I can’t tell you how many times I’ve been to see a client and the first thing they say about members of the media is ‘they never run my stuff’.
Invariably, the dialogue that follows tends to include their proclamations along the lines of:
It was a great story
I know I write very good English
I even sent a picture with it
And I told them when the event was happening (and that we were cutting a cake)
I even called eight times
I can imagine it’s enormously frustrating for a small business, seeking out publicity and determined to achieve coverage for themselves, to then gain absolutely zero recognition for their efforts.
But there are ways to combat that, and to ensure your media relationships are better preserved in the future.
Having been a journalist for many years, and then ventured into the world of PR and marketing, I like to think I can look at the issues around genuine story potential from both angles.
I can see what the client hopes to tell the world, and I can also see what the priorities of the time-strapped journalist are.
Here’s a few tips to help enhance your relationships with members of the media:
Get to know who covers what stories
Whether we’re talking about a regional newspaper, a national or a trade title, you’ll find most journalists have ‘patches’ or specialist areas. Try to find out who covers the arena you’re most concerned with, and go so far as to read content they’ve already produced on that subject matter.
Being specific about a target helps your chance of success.
Make sure your press releases are succinct but thorough
Just like you’ve been told about a CV, in the case of a press release, pages and pages are not what’s important.
What the receiving journalist wants is to be able to quickly and clearly pick up on the detail around the Who What Where Why When of your story.
Make sure you have ALL the facts. Don’t leave them with lots of holes to have to enquire about.
Give them a picture they’ll really want to use
If you’re going to issue a picture, make it one that you can really see working in that publication.
Is it sharp? Does it capture what the story is about? Does it feature human interaction? Is it slightly different or captivating.
Oh, and don’t send a journalist a file of several dozen megabytes in size.
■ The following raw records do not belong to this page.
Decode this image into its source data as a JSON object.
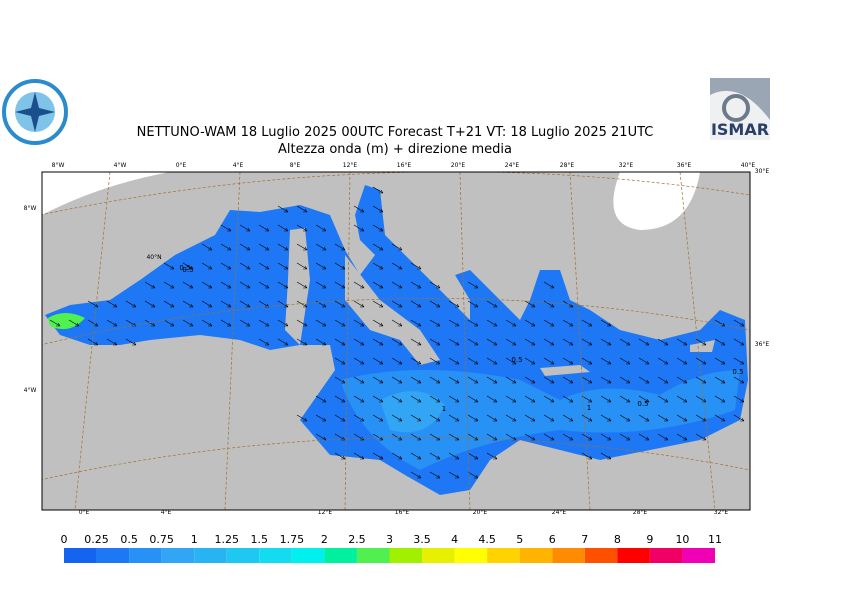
{
  "header": {
    "title": "NETTUNO-WAM  18  Luglio   2025 00UTC Forecast T+21 VT: 18  Luglio   2025 21UTC",
    "subtitle": "Altezza onda (m) + direzione media",
    "logo_right": "ISMAR"
  },
  "graticule": {
    "top": [
      "8°W",
      "4°W",
      "0°E",
      "4°E",
      "8°E",
      "12°E",
      "16°E",
      "20°E",
      "24°E",
      "28°E",
      "32°E",
      "36°E",
      "40°E"
    ],
    "bottom": [
      "0°E",
      "4°E",
      "12°E",
      "16°E",
      "20°E",
      "24°E",
      "28°E",
      "32°E"
    ],
    "left": [
      "8°W",
      "4°W"
    ],
    "right": [
      "30°E",
      "36°E"
    ],
    "lat": [
      "40°N"
    ]
  },
  "contour_labels": [
    "0.5",
    "0.5",
    "1",
    "1",
    "0.5",
    "0.5",
    "0.5"
  ],
  "colorbar": {
    "levels": [
      0,
      0.25,
      0.5,
      0.75,
      1,
      1.25,
      1.5,
      1.75,
      2,
      2.5,
      3,
      3.5,
      4,
      4.5,
      5,
      6,
      7,
      8,
      9,
      10,
      11
    ],
    "colors": [
      "#1464f0",
      "#1e78f5",
      "#2891f5",
      "#32a5f5",
      "#28b4f0",
      "#1ec8f0",
      "#14dcf0",
      "#00f0f0",
      "#00f0a0",
      "#50f050",
      "#a0f000",
      "#e6f000",
      "#ffff00",
      "#ffd200",
      "#ffb400",
      "#ff8c00",
      "#ff5000",
      "#ff0000",
      "#f00064",
      "#f000b4"
    ]
  }
}
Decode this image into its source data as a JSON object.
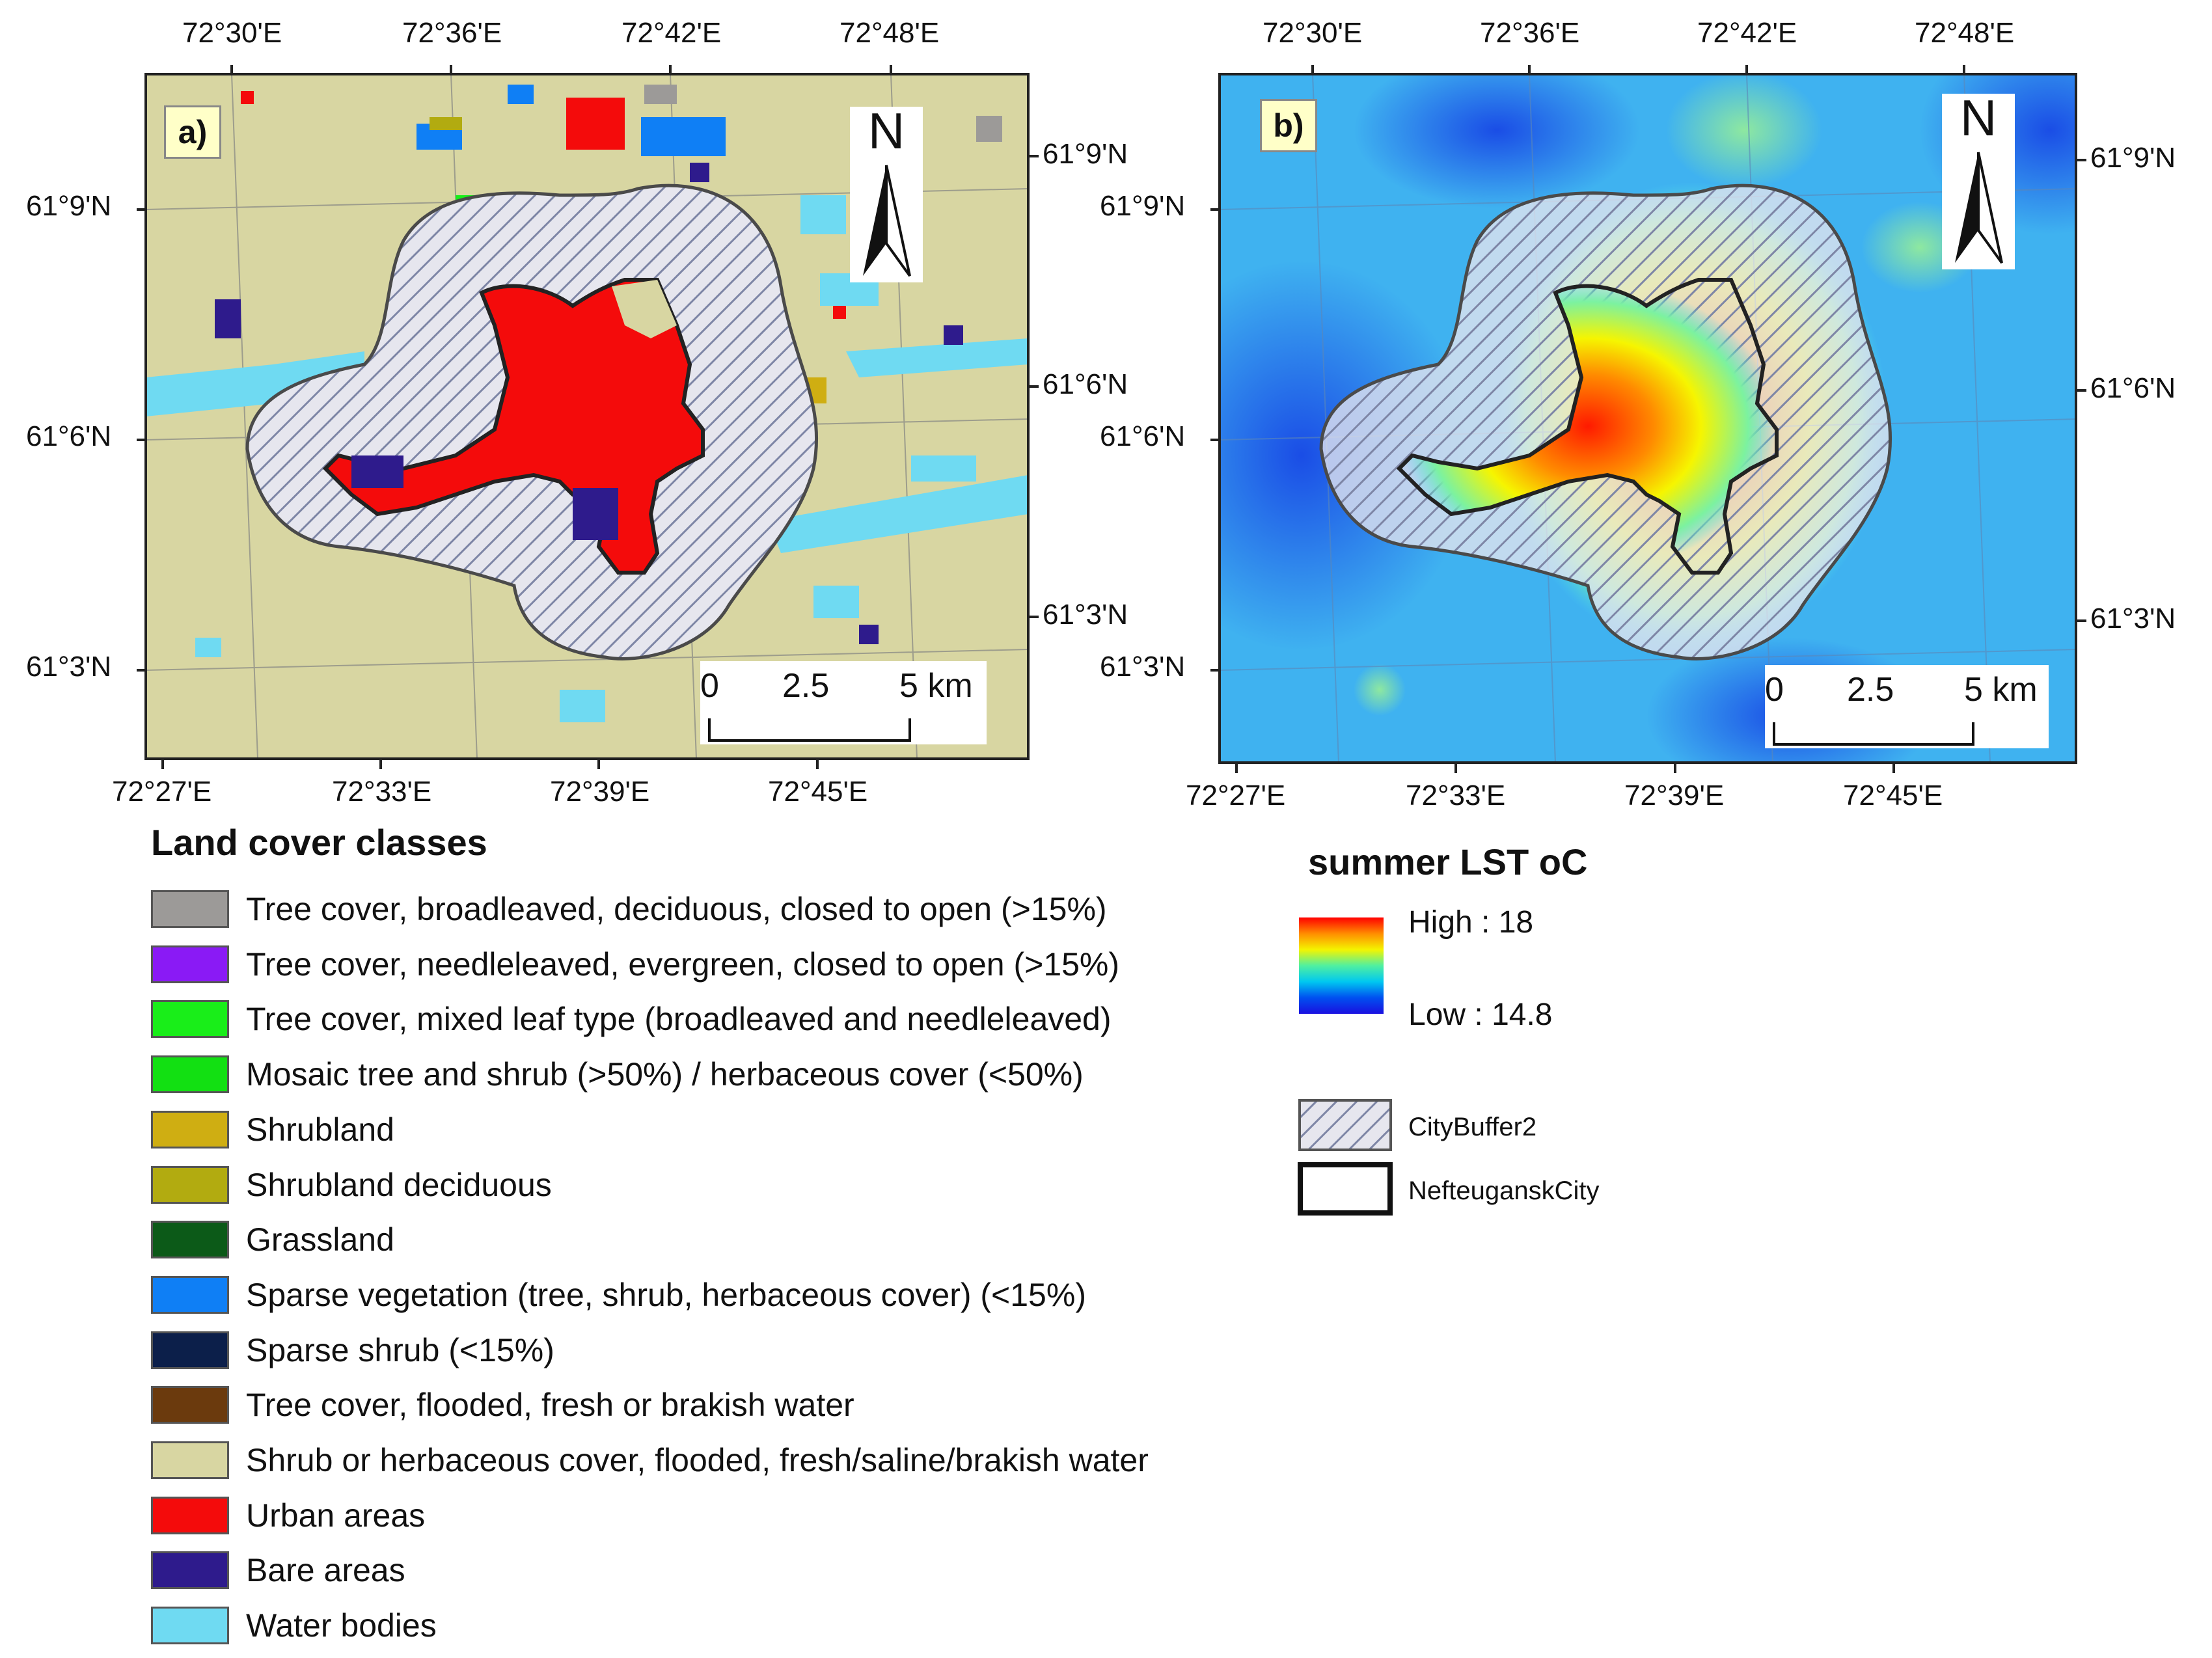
{
  "panel_a": {
    "label": "a)",
    "north": "N",
    "top_ticks": [
      "72°30'E",
      "72°36'E",
      "72°42'E",
      "72°48'E"
    ],
    "bottom_ticks": [
      "72°27'E",
      "72°33'E",
      "72°39'E",
      "72°45'E"
    ],
    "left_ticks": [
      "61°9'N",
      "61°6'N",
      "61°3'N"
    ],
    "right_ticks": [
      "61°9'N",
      "61°6'N",
      "61°3'N"
    ],
    "scale": {
      "zero": "0",
      "mid": "2.5",
      "end": "5 km"
    }
  },
  "panel_b": {
    "label": "b)",
    "north": "N",
    "top_ticks": [
      "72°30'E",
      "72°36'E",
      "72°42'E",
      "72°48'E"
    ],
    "bottom_ticks": [
      "72°27'E",
      "72°33'E",
      "72°39'E",
      "72°45'E"
    ],
    "left_ticks": [
      "61°9'N",
      "61°6'N",
      "61°3'N"
    ],
    "right_ticks": [
      "61°9'N",
      "61°6'N",
      "61°3'N"
    ],
    "scale": {
      "zero": "0",
      "mid": "2.5",
      "end": "5 km"
    }
  },
  "land_cover_legend": {
    "title": "Land cover classes",
    "items": [
      {
        "label": "Tree cover, broadleaved, deciduous, closed to open (>15%)",
        "color": "#9c9a98"
      },
      {
        "label": "Tree cover, needleleaved, evergreen, closed to open (>15%)",
        "color": "#8a1af5"
      },
      {
        "label": "Tree cover, mixed leaf type (broadleaved and needleleaved)",
        "color": "#19ee19"
      },
      {
        "label": "Mosaic tree and shrub (>50%) / herbaceous cover (<50%)",
        "color": "#12e012"
      },
      {
        "label": "Shrubland",
        "color": "#cfae12"
      },
      {
        "label": "Shrubland deciduous",
        "color": "#b2ab10"
      },
      {
        "label": "Grassland",
        "color": "#0c5a18"
      },
      {
        "label": "Sparse vegetation (tree, shrub, herbaceous cover) (<15%)",
        "color": "#0f7ff5"
      },
      {
        "label": "Sparse shrub (<15%)",
        "color": "#0c1f4a"
      },
      {
        "label": "Tree cover, flooded, fresh or brakish water",
        "color": "#6b3a0d"
      },
      {
        "label": "Shrub or herbaceous cover, flooded, fresh/saline/brakish water",
        "color": "#d8d6a2"
      },
      {
        "label": "Urban areas",
        "color": "#f40b0b"
      },
      {
        "label": "Bare areas",
        "color": "#2e1b8c"
      },
      {
        "label": "Water bodies",
        "color": "#6fdaf2"
      }
    ]
  },
  "lst_legend": {
    "title": "summer LST oC",
    "high": "High : 18",
    "low": "Low : 14.8",
    "buffer_label": "CityBuffer2",
    "city_label": "NefteuganskCity"
  }
}
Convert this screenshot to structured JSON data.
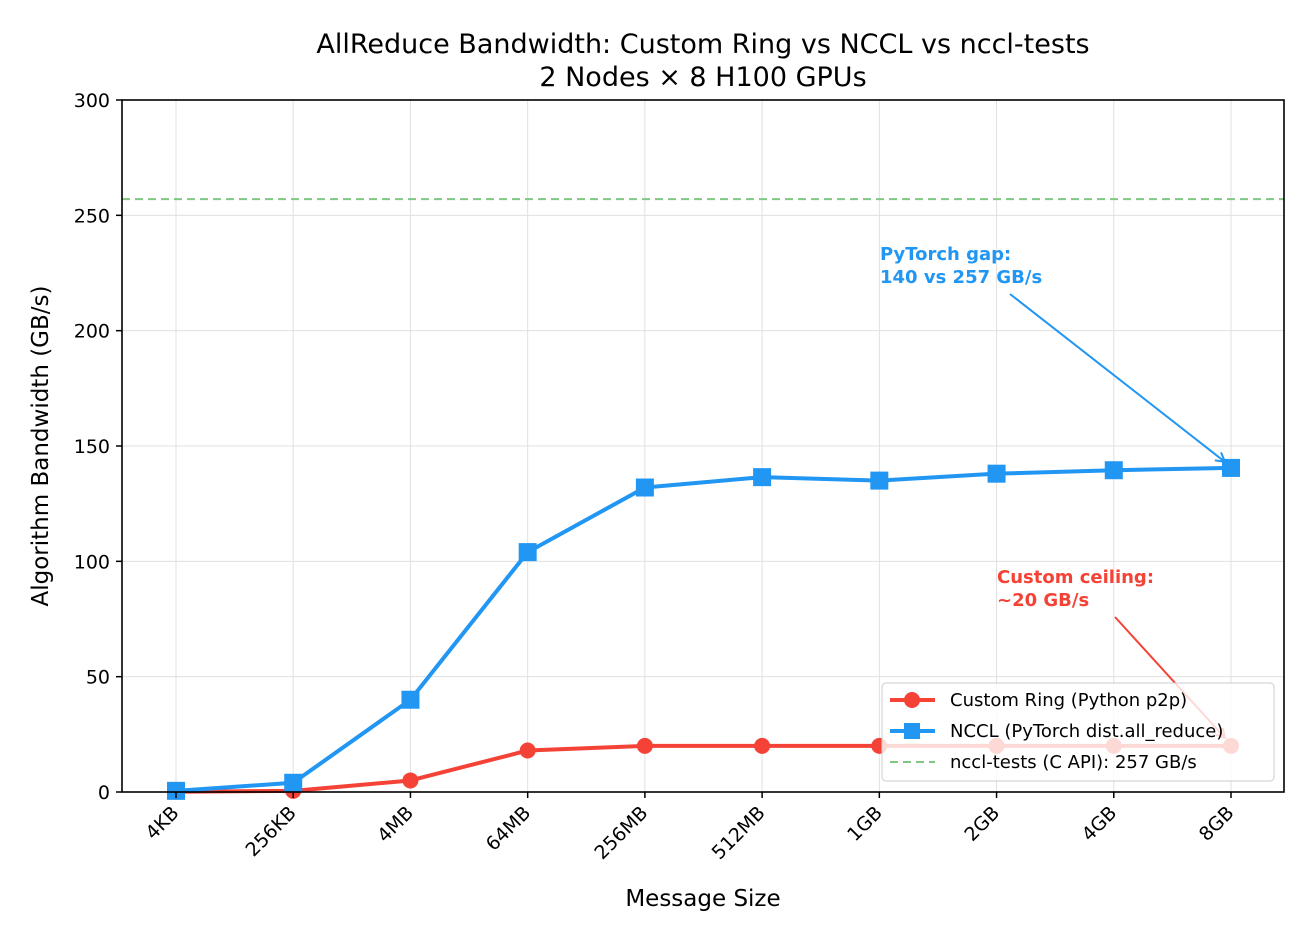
{
  "chart_data": {
    "type": "line",
    "title": "AllReduce Bandwidth: Custom Ring vs NCCL vs nccl-tests",
    "subtitle": "2 Nodes × 8 H100 GPUs",
    "xlabel": "Message Size",
    "ylabel": "Algorithm Bandwidth (GB/s)",
    "categories": [
      "4KB",
      "256KB",
      "4MB",
      "64MB",
      "256MB",
      "512MB",
      "1GB",
      "2GB",
      "4GB",
      "8GB"
    ],
    "ylim": [
      0,
      300
    ],
    "yticks": [
      0,
      50,
      100,
      150,
      200,
      250,
      300
    ],
    "grid": true,
    "legend_position": "lower right",
    "series": [
      {
        "name": "Custom Ring (Python p2p)",
        "color": "#F44336",
        "marker": "circle",
        "values": [
          0.1,
          0.5,
          5,
          18,
          20,
          20,
          20,
          20,
          20,
          20
        ]
      },
      {
        "name": "NCCL (PyTorch dist.all_reduce)",
        "color": "#2196F3",
        "marker": "square",
        "values": [
          0.5,
          4,
          40,
          104,
          132,
          136.5,
          135,
          138,
          139.5,
          140.5
        ]
      }
    ],
    "reference_lines": [
      {
        "name": "nccl-tests (C API): 257 GB/s",
        "value": 257,
        "color": "#81C784",
        "style": "dashed"
      }
    ],
    "annotations": [
      {
        "lines": [
          "PyTorch gap:",
          "140 vs 257 GB/s"
        ],
        "color": "#2196F3",
        "points_to": "8GB NCCL"
      },
      {
        "lines": [
          "Custom ceiling:",
          "~20 GB/s"
        ],
        "color": "#F44336",
        "points_to": "8GB Custom Ring"
      }
    ]
  }
}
They won’t be impressed!
If you’re expecting them at an event, make sure there’s something in it for them
We know you’d like a journalist to attend the event, but they’re busy people, so there has to be a reason why your event stands out.
Will there be a chance to interview someone exclusively? Are you hosting something really very unusual?
Ask yourself if it is REALLY worth the journalist’s time as you plan the organisation of the event itself.
Don’t pester without reason (be appropriate)
Yes, you’ll want to check up on whether a press release has been received perhaps, but don’t turn yourself into a PR pest and constantly hound the member of the media to know when your story will run.
If you do, it’s a sure way to get their back up.
Say thanks, and stay in touch
Gratitude goes an awful long way, so remember a thank you to the journalist who runs your story.
And don’t then disappear. Maintaining contact is a really useful way of keeping the relationship going and being remembered for other potential story opportunities.